Je n'ai finalement rien à faire, car c'est Albus Dumbledore qui se lève en silence, pose une main ferme sur l'épaule de Grindelwald et, sans même élever la voix, le somme calmement :
— Nous étions en train de prendre le thé. Veux-tu bien te rasseoir et te tenir convenablement ? Harry a parfaitement le droit de garder ses secrets et de prendre ses propres décisions. C'est un adulte, et il est libre de ramener qui il souhaite à la maison.
Grindelwald, bien que toujours menaçant, finit par céder. Il se rassied sans même utiliser ses béquilles pour se soutenir, et grogne :
— Bien sûr… et pendant ce temps, je devrais rester impassible face à un inconnu qui pourrait révéler le plus grand mensonge de ce siècle. Si ce gamin parle, je serai exécuté en place publique, et Harry - tout autant que toi - sera accusé de complicité et subira le même sort. Je ne fais pas une scène sans raison ; je connais juste votre manie de voir le bien partout, d'oublier qu'il existe des hommes prêts à tout pour un peu de pouvoir. Un pouvoir dont vous ne manquez pas.
J'ignore si c'est parce qu'il est parvenu à me faire perdre mon calme ou si je brûle seulement de le faire taire, mais je déclare tout à coup, avec froideur :
— À cause de votre guerre, je n'ai nulle part où aller cet été, et Harry a proposé de m'héberger. Est-ce que cela vous convient comme explication, ou dois-je ajouter le fait que je l'ai embrassé devant toute la classe pour démontrer à un camarade que j'ai parfaitement le droit d'être homosexuel ?
Je ne précise pas que Harry est mon âme-sœur, que nos baguettes sont jumelles et que je crève d'envie de l'embrasser encore. Ce que j'ai dit équivaut déjà à une déclaration ; le reste ne le regarde pas.
Le silence tombe comme un couperet. Gellert Grindelwald reste muet, pâlit, et son expression se tord de diverses émotions avant qu'il ne répète, visiblement dégoûté par l'idée :
— Vous vous êtes embrassés ?
Puis, comme s'il prenait soudain pleinement conscience de ce que ce que je viens de lui dire, il me demande d'une voix plus forte :
— Tu as embrassé MON FILS ?
Il l'a prononcé comme si j'avais agressé sexuellement Harry. Ce qui n'est pas tout à fait faux.

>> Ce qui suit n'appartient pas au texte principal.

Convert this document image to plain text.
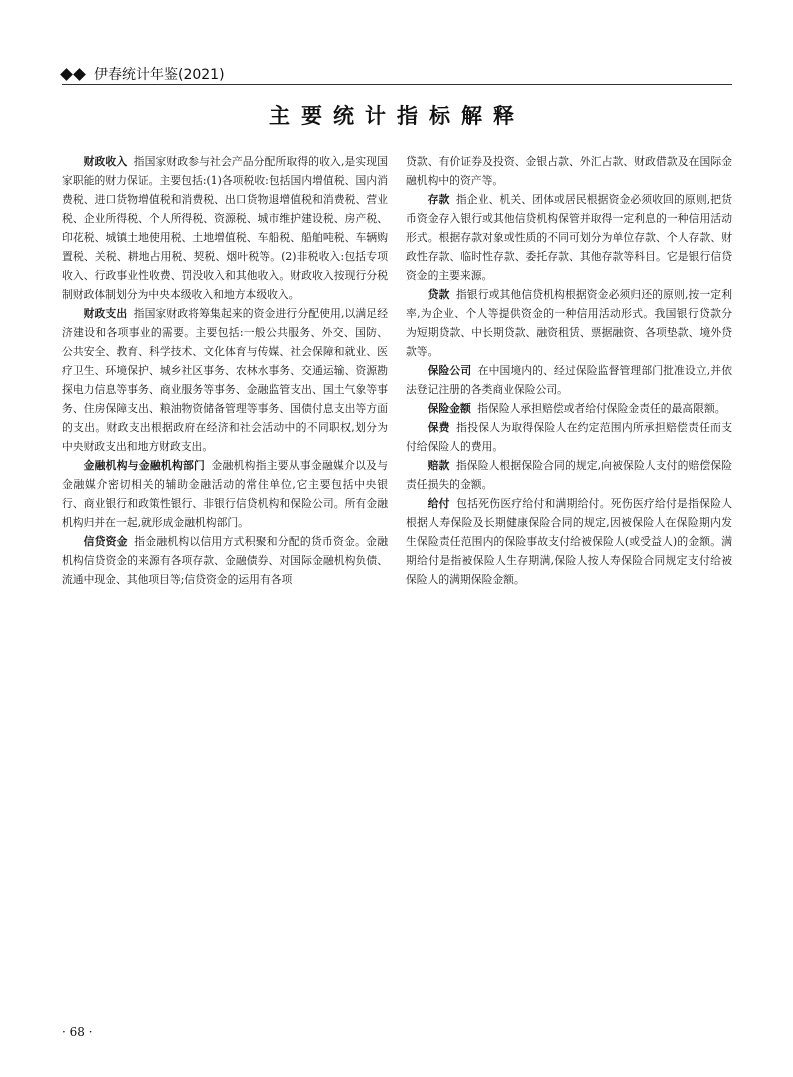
伊春统计年鉴(2021)
主要统计指标解释

财政收入 指国家财政参与社会产品分配所取得的收入,是实现国家职能的财力保证。主要包括:(1)各项税收:包括国内增值税、国内消费税、进口货物增值税和消费税、出口货物退增值税和消费税、营业税、企业所得税、个人所得税、资源税、城市维护建设税、房产税、印花税、城镇土地使用税、土地增值税、车船税、船舶吨税、车辆购置税、关税、耕地占用税、契税、烟叶税等。(2)非税收入:包括专项收入、行政事业性收费、罚没收入和其他收入。财政收入按现行分税制财政体制划分为中央本级收入和地方本级收入。

财政支出 指国家财政将筹集起来的资金进行分配使用,以满足经济建设和各项事业的需要。主要包括:一般公共服务、外交、国防、公共安全、教育、科学技术、文化体育与传媒、社会保障和就业、医疗卫生、环境保护、城乡社区事务、农林水事务、交通运输、资源勘探电力信息等事务、商业服务等事务、金融监管支出、国土气象等事务、住房保障支出、粮油物资储备管理等事务、国债付息支出等方面的支出。财政支出根据政府在经济和社会活动中的不同职权,划分为中央财政支出和地方财政支出。

金融机构与金融机构部门 金融机构指主要从事金融媒介以及与金融媒介密切相关的辅助金融活动的常住单位,它主要包括中央银行、商业银行和政策性银行、非银行信贷机构和保险公司。所有金融机构归并在一起,就形成金融机构部门。

信贷资金 指金融机构以信用方式积聚和分配的货币资金。金融机构信贷资金的来源有各项存款、金融债券、对国际金融机构负债、流通中现金、其他项目等;信贷资金的运用有各项

贷款、有价证券及投资、金银占款、外汇占款、财政借款及在国际金融机构中的资产等。

存款 指企业、机关、团体或居民根据资金必须收回的原则,把货币资金存入银行或其他信贷机构保管并取得一定利息的一种信用活动形式。根据存款对象或性质的不同可划分为单位存款、个人存款、财政性存款、临时性存款、委托存款、其他存款等科目。它是银行信贷资金的主要来源。

贷款 指银行或其他信贷机构根据资金必须归还的原则,按一定利率,为企业、个人等提供资金的一种信用活动形式。我国银行贷款分为短期贷款、中长期贷款、融资租赁、票据融资、各项垫款、境外贷款等。

保险公司 在中国境内的、经过保险监督管理部门批准设立,并依法登记注册的各类商业保险公司。

保险金额 指保险人承担赔偿或者给付保险金责任的最高限额。

保费 指投保人为取得保险人在约定范围内所承担赔偿责任而支付给保险人的费用。

赔款 指保险人根据保险合同的规定,向被保险人支付的赔偿保险责任损失的金额。

给付 包括死伤医疗给付和满期给付。死伤医疗给付是指保险人根据人寿保险及长期健康保险合同的规定,因被保险人在保险期内发生保险责任范围内的保险事故支付给被保险人(或受益人)的金额。满期给付是指被保险人生存期满,保险人按人寿保险合同规定支付给被保险人的满期保险金额。

· 68 ·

Un éclat dangereux traverse son regard, et je l'entends marmonner quelques mots dans une langue étrangère — du français, peut-être — qui sonnent comme des menaces de mort. Il se serait sans doute jeté sur moi si Dumbledore ne lui avait pas saisi le bras à l'instant même. Albus pousse un profond soupir, puis nous lance un regard que je comprends sans mal : "Je savais que ça finirait ainsi, mais je n'aurais jamais cru que cela dégénérerait aussi vite."

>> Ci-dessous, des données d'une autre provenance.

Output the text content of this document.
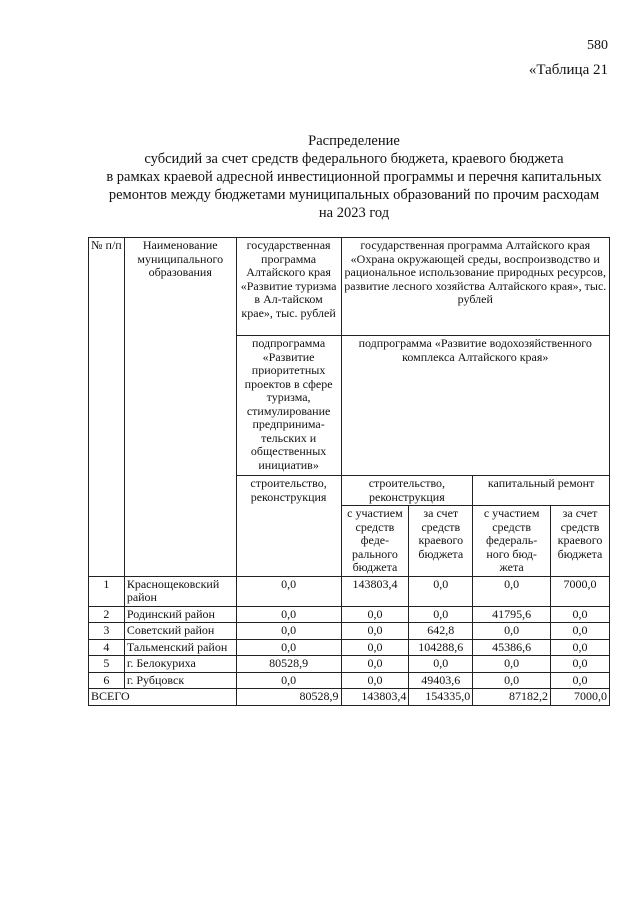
580
«Таблица 21
Распределение
субсидий за счет средств федерального бюджета, краевого бюджета
в рамках краевой адресной инвестиционной программы и перечня капитальных
ремонтов между бюджетами муниципальных образований по прочим расходам
на 2023 год
№ п/п	Наименование муниципального образования	государственная программа Алтайского края «Развитие туризма в Ал-тайском крае», тыс. рублей	государственная программа Алтайского края «Охрана окружающей среды, воспроизводство и рациональное использование природных ресурсов, развитие лесного хозяйства Алтайского края», тыс. рублей			
		подпрограмма «Развитие приоритетных проектов в сфере туризма, стимулирование предпринима-тельских и общественных инициатив»	подпрограмма «Развитие водохозяйственного комплекса Алтайского края»			
		строительство, реконструкция	строительство, реконструкция		капитальный ремонт	
			с участием средств феде-рального бюджета	за счет средств краевого бюджета	с участием средств федераль-ного бюд-жета	за счет средств краевого бюджета
1	Краснощековский район	0,0	143803,4	0,0	0,0	7000,0
2	Родинский район	0,0	0,0	0,0	41795,6	0,0
3	Советский район	0,0	0,0	642,8	0,0	0,0
4	Тальменский район	0,0	0,0	104288,6	45386,6	0,0
5	г. Белокуриха	80528,9	0,0	0,0	0,0	0,0
6	г. Рубцовск	0,0	0,0	49403,6	0,0	0,0
ВСЕГО		80528,9	143803,4	154335,0	87182,2	7000,0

Potter semble complètement déstabilisé ; son corps est secoué de tics nerveux, et tout en lui hurle qu'il n'a qu'une envie, s'enfuir et ne jamais revenir. Pourtant, il reste immobile, et comme je l'ai appris à ses côtés, il suffit parfois de lui donner un peu de temps.

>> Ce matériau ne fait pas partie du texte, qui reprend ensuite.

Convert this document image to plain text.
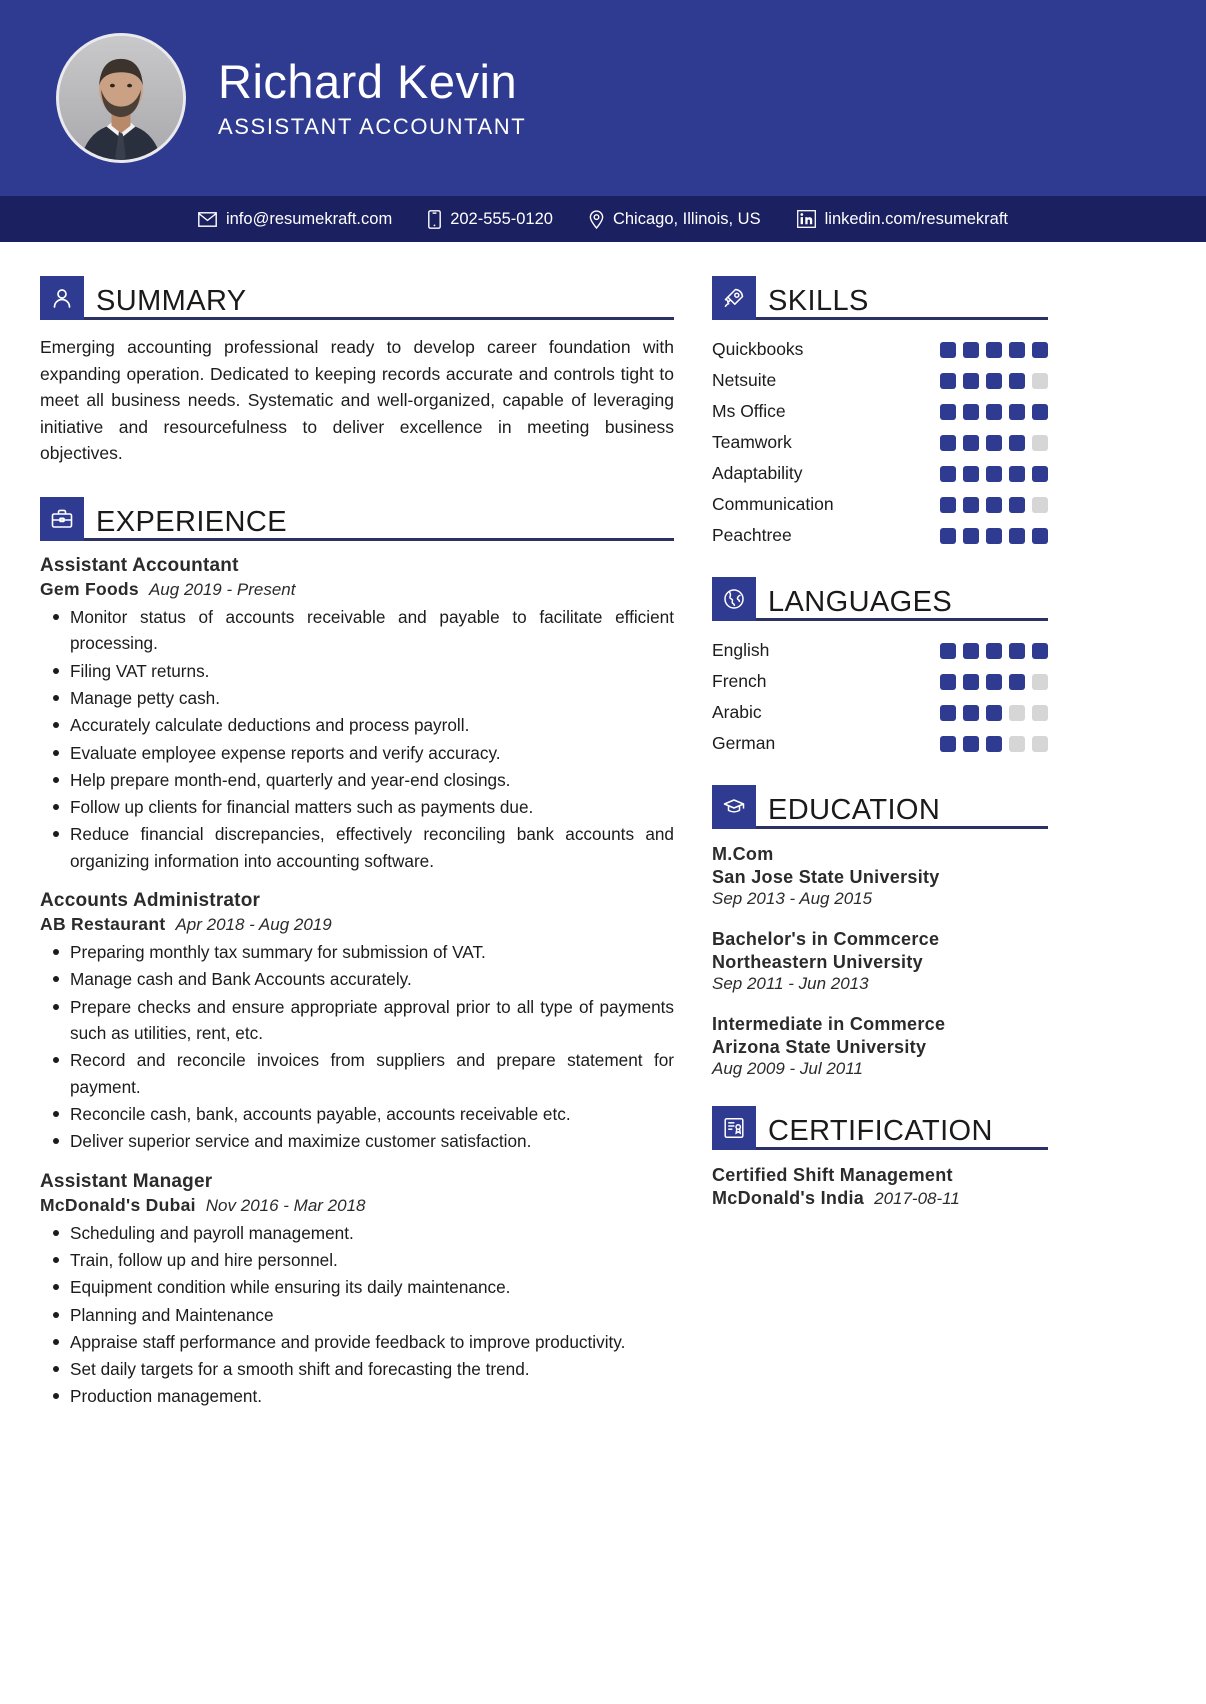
Richard Kevin
ASSISTANT ACCOUNTANT
info@resumekraft.com	202-555-0120	Chicago, Illinois, US	linkedin.com/resumekraft
SUMMARY

Emerging accounting professional ready to develop career foundation with expanding operation. Dedicated to keeping records accurate and controls tight to meet all business needs. Systematic and well-organized, capable of leveraging initiative and resourcefulness to deliver excellence in meeting business objectives.

EXPERIENCE
Assistant Accountant
Gem Foods Aug 2019 - Present
Monitor status of accounts receivable and payable to facilitate efficient processing.
Filing VAT returns.
Manage petty cash.
Accurately calculate deductions and process payroll.
Evaluate employee expense reports and verify accuracy.
Help prepare month-end, quarterly and year-end closings.
Follow up clients for financial matters such as payments due.
Reduce financial discrepancies, effectively reconciling bank accounts and organizing information into accounting software.
Accounts Administrator
AB Restaurant Apr 2018 - Aug 2019
Preparing monthly tax summary for submission of VAT.
Manage cash and Bank Accounts accurately.
Prepare checks and ensure appropriate approval prior to all type of payments such as utilities, rent, etc.
Record and reconcile invoices from suppliers and prepare statement for payment.
Reconcile cash, bank, accounts payable, accounts receivable etc.
Deliver superior service and maximize customer satisfaction.
Assistant Manager
McDonald's Dubai Nov 2016 - Mar 2018
Scheduling and payroll management.
Train, follow up and hire personnel.
Equipment condition while ensuring its daily maintenance.
Planning and Maintenance
Appraise staff performance and provide feedback to improve productivity.
Set daily targets for a smooth shift and forecasting the trend.
Production management.
SKILLS
Quickbooks
Netsuite
Ms Office
Teamwork
Adaptability
Communication
Peachtree
LANGUAGES
English
French
Arabic
German
EDUCATION
M.Com
San Jose State University
Sep 2013 - Aug 2015
Bachelor's in Commcerce
Northeastern University
Sep 2011 - Jun 2013
Intermediate in Commerce
Arizona State University
Aug 2009 - Jul 2011
CERTIFICATION
Certified Shift Management
McDonald's India 2017-08-11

Un temps pendant lequel Dumbledore et Gellert Grindelwald entament une discussion pour le moins animée, changeant de langue au moins quatre fois, ce qui me fait songer qu'il serait peut-être judicieux d'apprendre autre chose que l'anglais et le fourchelang dans un futur proche.
Finalement, Harry finit par couper court à la dispute d'un ton tranchant :
— Non, Tom n'est pas mon petit ami. Comme il l'a précisé, il m'a embrassé pour une raison totalement différente, et il n'y a rien eu d'autre entre nous. Je lui ai promis que je trouverais un moyen de le garder en sécurité cet été, et c'est tout ce qu'il y a à savoir. Maintenant que tout est clair, j'aimerais que vous cessiez de vous disputer devant lui, immé-diate-ment.
La magie de Harry se déchaîne et cloue les deux adultes au fond de leur siège, les emprisonnant dans des chaînes de puissance brute. L'effet est impressionnant, presque effrayant, une manifestation involontaire mais parfaite d'un sortilège Incarcerem. Une exécution impeccable – sans formule, sans geste.
Potter incline la tête, inspire profondément, et quand il relève les yeux vers moi, sa voix est calme et polie. Il ne tremble même plus.
— Nous ne sommes pas obligés de les écouter. Tu veux que je te montre ta chambre ? La maison n'est pas grande, mais je peux te faire visiter.
J'acquiesce et me lève pour le suivre. Alors que je me mets en mouvement, la voix froide du Seigneur des Ténèbres résonne à travers la pièce.
— Mon fils est peut-être aveugle, mais moi, je vois clair. Ta magie est semblable à la mienne, petit. Les gens comme toi et moi n'apportent que le malheur. Tu finiras par lui attirer des ennuis. Si tu ressens ne serait-ce qu'un peu d'affection pour lui, alors tu dois partir, avant que celle-ci ne devienne réciproque.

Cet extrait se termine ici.